That's apparently what Patrick Younts thought, too, which is why he's produced this PDF.

"Physically", the PDF is 7 pages, with one page used for the d20 license and the other mostly for the cover. Like everything else I've seen from Ronin Arts, it is clean and easy to read on the screen. Each of the 29 feats is bookmarked for easy reference.

Looking over the actual content, I am gratified to see that the author does not fall into the trap that too many people before him have - that of assuming that everything one can do in a combat must be a feat. Instead, feats make you better at those things. For example, anyone can brace their spear to receive a charge, but someone with the Always Braced feat can do it as a free action.

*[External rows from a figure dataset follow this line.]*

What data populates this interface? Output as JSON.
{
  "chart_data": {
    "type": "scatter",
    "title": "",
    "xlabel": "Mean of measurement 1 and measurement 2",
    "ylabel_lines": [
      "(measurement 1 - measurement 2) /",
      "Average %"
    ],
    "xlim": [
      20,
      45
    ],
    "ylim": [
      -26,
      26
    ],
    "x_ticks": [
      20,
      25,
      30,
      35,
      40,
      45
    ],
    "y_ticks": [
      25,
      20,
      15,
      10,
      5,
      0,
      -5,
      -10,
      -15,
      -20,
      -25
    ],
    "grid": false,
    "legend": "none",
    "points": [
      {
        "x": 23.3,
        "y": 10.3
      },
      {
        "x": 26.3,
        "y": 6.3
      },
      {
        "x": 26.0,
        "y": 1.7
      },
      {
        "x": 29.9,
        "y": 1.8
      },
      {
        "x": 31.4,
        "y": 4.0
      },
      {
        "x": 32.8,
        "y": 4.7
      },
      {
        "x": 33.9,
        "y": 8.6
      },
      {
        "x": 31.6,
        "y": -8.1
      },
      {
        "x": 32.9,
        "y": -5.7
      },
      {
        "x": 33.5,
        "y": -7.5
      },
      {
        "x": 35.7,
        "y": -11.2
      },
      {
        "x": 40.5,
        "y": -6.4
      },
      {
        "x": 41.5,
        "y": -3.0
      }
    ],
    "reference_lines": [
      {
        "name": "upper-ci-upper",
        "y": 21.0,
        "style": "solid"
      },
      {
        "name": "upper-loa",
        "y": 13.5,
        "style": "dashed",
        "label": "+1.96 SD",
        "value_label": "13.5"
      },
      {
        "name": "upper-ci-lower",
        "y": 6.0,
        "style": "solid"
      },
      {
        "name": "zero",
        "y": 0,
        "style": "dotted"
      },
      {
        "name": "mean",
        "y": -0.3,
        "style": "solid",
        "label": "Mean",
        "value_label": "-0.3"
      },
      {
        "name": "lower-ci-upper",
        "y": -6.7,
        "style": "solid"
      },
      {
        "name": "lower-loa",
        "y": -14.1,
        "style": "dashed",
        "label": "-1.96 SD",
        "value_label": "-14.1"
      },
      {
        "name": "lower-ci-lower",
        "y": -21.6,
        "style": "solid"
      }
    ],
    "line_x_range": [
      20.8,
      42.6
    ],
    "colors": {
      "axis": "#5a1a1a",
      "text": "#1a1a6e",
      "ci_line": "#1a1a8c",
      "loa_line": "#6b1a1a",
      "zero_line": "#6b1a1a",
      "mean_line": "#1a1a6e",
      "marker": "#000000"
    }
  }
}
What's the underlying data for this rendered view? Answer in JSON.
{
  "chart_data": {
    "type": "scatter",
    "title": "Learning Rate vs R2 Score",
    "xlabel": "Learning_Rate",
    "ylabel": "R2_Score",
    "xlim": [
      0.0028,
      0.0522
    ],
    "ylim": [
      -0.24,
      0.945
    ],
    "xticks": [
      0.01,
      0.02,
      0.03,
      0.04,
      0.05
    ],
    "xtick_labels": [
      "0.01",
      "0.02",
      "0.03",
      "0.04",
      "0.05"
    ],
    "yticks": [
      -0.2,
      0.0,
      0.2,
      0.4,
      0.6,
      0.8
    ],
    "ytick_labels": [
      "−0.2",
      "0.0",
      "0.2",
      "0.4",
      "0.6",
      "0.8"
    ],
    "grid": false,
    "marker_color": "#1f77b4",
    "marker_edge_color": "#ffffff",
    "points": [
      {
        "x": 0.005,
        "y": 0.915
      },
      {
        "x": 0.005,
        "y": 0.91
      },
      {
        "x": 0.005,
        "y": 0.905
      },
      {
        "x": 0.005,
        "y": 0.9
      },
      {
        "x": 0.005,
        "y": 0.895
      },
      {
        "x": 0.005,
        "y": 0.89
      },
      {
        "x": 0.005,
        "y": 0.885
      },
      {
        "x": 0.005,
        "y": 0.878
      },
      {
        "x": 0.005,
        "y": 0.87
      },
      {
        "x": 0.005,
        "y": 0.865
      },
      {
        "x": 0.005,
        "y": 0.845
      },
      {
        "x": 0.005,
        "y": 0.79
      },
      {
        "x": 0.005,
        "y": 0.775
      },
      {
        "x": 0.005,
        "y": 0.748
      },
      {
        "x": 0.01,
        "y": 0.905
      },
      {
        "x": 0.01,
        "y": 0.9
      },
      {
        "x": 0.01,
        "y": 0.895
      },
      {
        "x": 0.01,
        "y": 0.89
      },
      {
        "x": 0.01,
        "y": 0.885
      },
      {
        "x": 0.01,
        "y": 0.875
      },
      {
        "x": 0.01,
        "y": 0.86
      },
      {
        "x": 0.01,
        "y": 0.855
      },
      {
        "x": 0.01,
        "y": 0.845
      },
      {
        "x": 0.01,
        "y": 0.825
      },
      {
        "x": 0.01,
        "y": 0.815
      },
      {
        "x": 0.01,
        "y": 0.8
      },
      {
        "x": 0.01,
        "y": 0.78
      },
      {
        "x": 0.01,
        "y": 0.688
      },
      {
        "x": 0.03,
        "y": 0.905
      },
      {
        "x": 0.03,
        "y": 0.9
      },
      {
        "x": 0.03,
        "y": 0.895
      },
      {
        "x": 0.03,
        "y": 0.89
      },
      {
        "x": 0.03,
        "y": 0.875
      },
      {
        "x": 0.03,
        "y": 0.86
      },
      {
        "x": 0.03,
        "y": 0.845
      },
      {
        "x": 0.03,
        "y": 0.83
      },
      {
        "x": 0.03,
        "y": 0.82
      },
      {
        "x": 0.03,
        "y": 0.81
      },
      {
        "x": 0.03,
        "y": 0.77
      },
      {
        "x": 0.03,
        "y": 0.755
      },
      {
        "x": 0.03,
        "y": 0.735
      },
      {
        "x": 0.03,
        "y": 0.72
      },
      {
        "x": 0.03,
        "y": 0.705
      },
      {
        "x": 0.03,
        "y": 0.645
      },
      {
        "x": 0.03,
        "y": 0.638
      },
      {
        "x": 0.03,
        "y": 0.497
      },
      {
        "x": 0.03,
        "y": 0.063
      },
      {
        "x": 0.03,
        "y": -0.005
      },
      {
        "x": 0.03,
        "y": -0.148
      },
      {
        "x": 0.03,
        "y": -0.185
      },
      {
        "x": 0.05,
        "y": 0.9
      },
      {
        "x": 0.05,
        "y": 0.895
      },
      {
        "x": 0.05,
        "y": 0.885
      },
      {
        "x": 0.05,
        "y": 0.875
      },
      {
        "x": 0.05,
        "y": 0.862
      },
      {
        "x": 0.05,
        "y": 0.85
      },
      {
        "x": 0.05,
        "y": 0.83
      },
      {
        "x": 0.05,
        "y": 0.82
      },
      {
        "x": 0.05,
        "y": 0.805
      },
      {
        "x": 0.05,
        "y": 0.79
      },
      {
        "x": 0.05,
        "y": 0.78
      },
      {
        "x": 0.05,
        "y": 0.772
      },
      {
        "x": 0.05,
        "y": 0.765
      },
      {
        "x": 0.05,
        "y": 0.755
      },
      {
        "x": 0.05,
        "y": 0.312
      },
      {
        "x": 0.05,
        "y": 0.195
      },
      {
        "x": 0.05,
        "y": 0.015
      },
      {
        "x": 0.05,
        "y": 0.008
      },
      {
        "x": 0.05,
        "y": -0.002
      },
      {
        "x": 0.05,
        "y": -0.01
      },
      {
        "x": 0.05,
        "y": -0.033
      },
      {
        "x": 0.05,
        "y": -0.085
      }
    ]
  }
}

The feats range from the low-level Armor Focus (which reduces penalties for a certain type of armor, and could be chosen at first level) to several feats with BAB prerequisites ranging from +12 to +15. Some of the feats are fighter only, similar to Weapon Specialization and higher feats. Other fighting classes aren't entirely left out - there's Terrifying Rage for the barbarian, Favored Slayer for the ranger, and Extended Smite for the Paladin, each requiring 10-12 levels in the class to get. Even the monk might want to take a look at Fists of Iron.

The feats extend all of the trees from the players handbook - there's three mounted feats, two ranged feats (one building on Multishot), two melee feats that build on Whirlwind Attack, several adding to the Weapon Focus/Specialization tree (not all of which are merely bigger numbers). There are feats that build on Improved Critical, Expertise, Weapon Finesse, and even Endurance. There's also a new, armor-based tree (starting with the aforementioned Armor Focus). None of the feats look obviously out of line in terms of the abilities they grant. Some are powerful, but have extensive prerequisites.

In short, this PDF looks like an excellent set of feats for people who are looking to continue the specialization of their combat characters rather than generalize or multiclass. Between that and the price, it is hard not to recommend it for someone looking for high-level fighter options.